Самки пинагоров больше самцов. Длина самки полметра бывает, и вес приличный, а самцы вполовину меньше. Когда они рядом, то как иногда у людей бывает: этакая крупная бабища с дробненьким мужичонкой под мышкой.

— Ты бы, Парамоша, поохотился, а то загнешься не жрамши, —говорили ему. — Думаешь, добрым словом помянут тебя эти детки. Вот вылупятся, расплывутся по морю — поминай как звали. На старости лет куска не подадут.

Нам было весело, мы балагурили — все развлечение под водой. Обычно уходишь в это холодное безмолвие и остаешься один на один со стихией, с опасностями, что подстерегают водолаза в любой момент, а тут — живая душа объявилась! И мы к Парамону относились с сочувствием, как к равному. Любили его.

— Надо его подкормить! — спохватились мы. — А то он с голодухи икру полопает. У них это запросто.

— Крупы посыпать с борта, каши там, перловки, — советовали.

— Куда! — возражали. — Там на кашу много оглоедов найдется. Ему и крупинки не достанется. Он же не отплывет от икры. Надо ему персональный ресторан устроить. «Дары природы».

Каждый раз, спускаясь под воду, водолазы наведывались к Парамону: как он там, горемычный, жив-здоров, цела ли икра?

—Опять к Парамону пошел! — злился мичман и кричал в телефон: — Иди туннель промывать! Отправился на экскурсию!

Мы тогда промывали туннель под баржой, затопленной в самом конце войны, — она мешала судоходству в губе, и ее надо было поднять.

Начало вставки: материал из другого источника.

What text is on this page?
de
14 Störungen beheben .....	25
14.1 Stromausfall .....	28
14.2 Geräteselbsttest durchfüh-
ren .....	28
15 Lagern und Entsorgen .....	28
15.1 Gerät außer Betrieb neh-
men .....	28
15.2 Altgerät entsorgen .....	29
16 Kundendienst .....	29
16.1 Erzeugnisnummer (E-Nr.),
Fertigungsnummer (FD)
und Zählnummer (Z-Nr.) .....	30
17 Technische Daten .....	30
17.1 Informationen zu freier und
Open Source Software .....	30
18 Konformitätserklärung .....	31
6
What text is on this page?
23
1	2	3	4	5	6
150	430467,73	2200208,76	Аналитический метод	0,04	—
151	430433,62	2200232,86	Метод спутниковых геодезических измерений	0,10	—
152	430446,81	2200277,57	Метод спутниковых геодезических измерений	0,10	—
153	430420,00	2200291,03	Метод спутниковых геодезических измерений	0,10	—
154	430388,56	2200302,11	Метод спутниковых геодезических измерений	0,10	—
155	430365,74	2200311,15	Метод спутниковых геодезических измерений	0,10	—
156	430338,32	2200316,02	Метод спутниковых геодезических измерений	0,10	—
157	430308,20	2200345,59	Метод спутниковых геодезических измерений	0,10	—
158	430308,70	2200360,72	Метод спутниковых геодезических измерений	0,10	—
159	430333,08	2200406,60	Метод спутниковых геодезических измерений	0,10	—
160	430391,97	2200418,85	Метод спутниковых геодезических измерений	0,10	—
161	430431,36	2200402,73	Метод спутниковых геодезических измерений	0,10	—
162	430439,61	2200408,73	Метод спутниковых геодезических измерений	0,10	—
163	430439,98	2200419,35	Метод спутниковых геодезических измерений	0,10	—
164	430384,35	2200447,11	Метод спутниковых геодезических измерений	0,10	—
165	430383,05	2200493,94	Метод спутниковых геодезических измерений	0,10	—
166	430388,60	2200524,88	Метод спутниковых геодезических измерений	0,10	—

Пинагор от икры не отплывал ни на минуту. По-моему, он чувствовал, что мы — просто зеваки, обиду ему не несем, но все-таки посматривал на нас с опаской. Мы подкармливали его рисом. Насыпали горсть крупы в пустую консервную банку, прикрывали крышкой и шли угощать горемычного и преданного папашу. На грунте банку раскрывали и подставляли ему под нос. Рис всплывал легким белым облачком от движения воды. Пинагор шлепал губами и втягивал в себя зерна. Забавно было видеть, как зернышки плывут ему в рот, одно за другим, цепочкой. Не сходя с места, Парамон высасывал всю банку. И нам казалось, что от сытости у него на морде появляется довольное выражение, что-то вроде улыбки, и глаз веселеет.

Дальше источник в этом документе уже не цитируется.